根据该阈值电平,可以计算任何一个数字传输方案(如二相移相键控(BPSK)、四相移相键控(QPSK)或正交振幅调制(QAM))的误差几率(PE)。通常,所选传输方案的PE是不适用的。PE的提高通过在发送前对数字数据进行编码以及在接收机处对数据进行译码来实现。编码方案由应用要求和信道特性确定。编码要考虑到可以用有效数据速率下降较少的代价进行传输数据的检错和纠错。

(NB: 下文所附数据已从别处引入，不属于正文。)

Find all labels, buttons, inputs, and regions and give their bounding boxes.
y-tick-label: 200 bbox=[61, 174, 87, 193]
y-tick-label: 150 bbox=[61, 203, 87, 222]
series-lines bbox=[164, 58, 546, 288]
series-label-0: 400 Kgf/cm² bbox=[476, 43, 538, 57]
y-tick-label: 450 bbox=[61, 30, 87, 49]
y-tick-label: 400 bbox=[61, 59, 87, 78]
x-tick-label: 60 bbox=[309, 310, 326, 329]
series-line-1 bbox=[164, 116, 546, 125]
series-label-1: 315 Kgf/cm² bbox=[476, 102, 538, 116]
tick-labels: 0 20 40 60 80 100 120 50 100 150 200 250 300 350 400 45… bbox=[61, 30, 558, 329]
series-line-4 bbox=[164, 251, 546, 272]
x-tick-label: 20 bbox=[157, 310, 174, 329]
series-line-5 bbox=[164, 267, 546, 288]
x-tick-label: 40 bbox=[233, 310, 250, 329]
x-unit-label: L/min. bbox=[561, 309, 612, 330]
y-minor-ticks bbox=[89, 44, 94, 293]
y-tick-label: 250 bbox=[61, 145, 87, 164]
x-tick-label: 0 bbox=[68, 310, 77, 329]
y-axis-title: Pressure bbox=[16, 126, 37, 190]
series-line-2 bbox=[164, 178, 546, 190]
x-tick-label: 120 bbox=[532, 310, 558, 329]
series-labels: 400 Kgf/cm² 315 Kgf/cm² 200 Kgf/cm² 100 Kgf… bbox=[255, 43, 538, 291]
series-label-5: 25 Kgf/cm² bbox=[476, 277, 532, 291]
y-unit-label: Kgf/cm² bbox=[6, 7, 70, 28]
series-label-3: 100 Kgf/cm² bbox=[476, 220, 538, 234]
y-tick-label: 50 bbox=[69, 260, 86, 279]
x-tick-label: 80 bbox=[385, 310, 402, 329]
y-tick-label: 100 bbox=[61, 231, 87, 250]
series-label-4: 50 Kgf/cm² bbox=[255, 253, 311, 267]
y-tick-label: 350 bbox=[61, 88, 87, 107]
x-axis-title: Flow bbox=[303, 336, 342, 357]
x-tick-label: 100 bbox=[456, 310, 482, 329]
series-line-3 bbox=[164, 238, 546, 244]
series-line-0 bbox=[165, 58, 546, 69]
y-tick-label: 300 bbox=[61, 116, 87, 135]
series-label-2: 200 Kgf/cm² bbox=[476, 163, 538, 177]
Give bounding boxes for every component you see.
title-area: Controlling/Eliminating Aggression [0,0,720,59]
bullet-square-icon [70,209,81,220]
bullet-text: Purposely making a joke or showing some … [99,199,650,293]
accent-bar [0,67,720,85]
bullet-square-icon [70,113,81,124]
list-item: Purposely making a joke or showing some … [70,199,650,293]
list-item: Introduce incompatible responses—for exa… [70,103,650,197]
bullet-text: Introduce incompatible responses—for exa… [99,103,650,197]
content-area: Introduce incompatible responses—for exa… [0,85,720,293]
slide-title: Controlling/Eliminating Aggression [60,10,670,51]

采用分组编码和卷积编码等两种编码来提高PE。卷积编码提供良好的纠错能力,但通常输出相关的突发差错。同时,维特比译码器支持软判决的使用,以在使硬件复杂程度的增加最小的情况下改进性能。分组码在与恰当程度的交错组合时已加入突发差错处理能力。事实上,单独的纠错Reed-Solomon分组码可以处理一个码元内的任何突发差错。当仅有卷积编码不能产生所要求的编码增益时,可以采用含有卷积码和分组码的链接码。
Reed-Solomon码是一种强有力的非二进制循环线性分组码,它对任何具有相同输入(k)和输出(n)分组长度的线性码实现值最大的最小距离(dmin)。本申请文件中,采用高端码元来表示分组码的变量,而用低端码元来表示卷积码的变量。Reed-Solomon编码在本领域中是人们所熟知的,该专题的讨论见一些参考文献,包括S.Lin和D.Costello的“Error Control Coding:Fundamental andApplications”(Prentice Hall,1985,第171-176页)。在非二进制码中,将m个位组合起来形成一个码元。对于一个(n,k)Reed-Solomon码,将k个数据码元的分组编码成n个编码码元的分组,称为Reed-Solomon码字。(n,k)Reed-Solomon码能够校正n个码元中多达(n-k)/2个码元的差错。由于n个编码码元是对k个数据码元传送的,所以编码率(或数据速率的减小)是k/n。
在一种系统分组码中,k个数据码元形成码字的开头k个编码码元。按照生成多项式g(x)通过k个数据码元的线性组合形成n-k个奇偶码元。由于Reed-Solomon码的线性、系统性和循环性,可以用简单的移位寄存器和组合逻辑来实现编码处理。译码处理中的第一个步骤是根据接收的n个编码码元计算一组校正子。校正子表示码元差错的位置和值。具体而言,用这些校正子计算差错位置多项式的系数σ(x),并且由该系数计算差错定位值Xi和差错值Yi。由差错定位值和差错值,确定和纠正有差错的码元。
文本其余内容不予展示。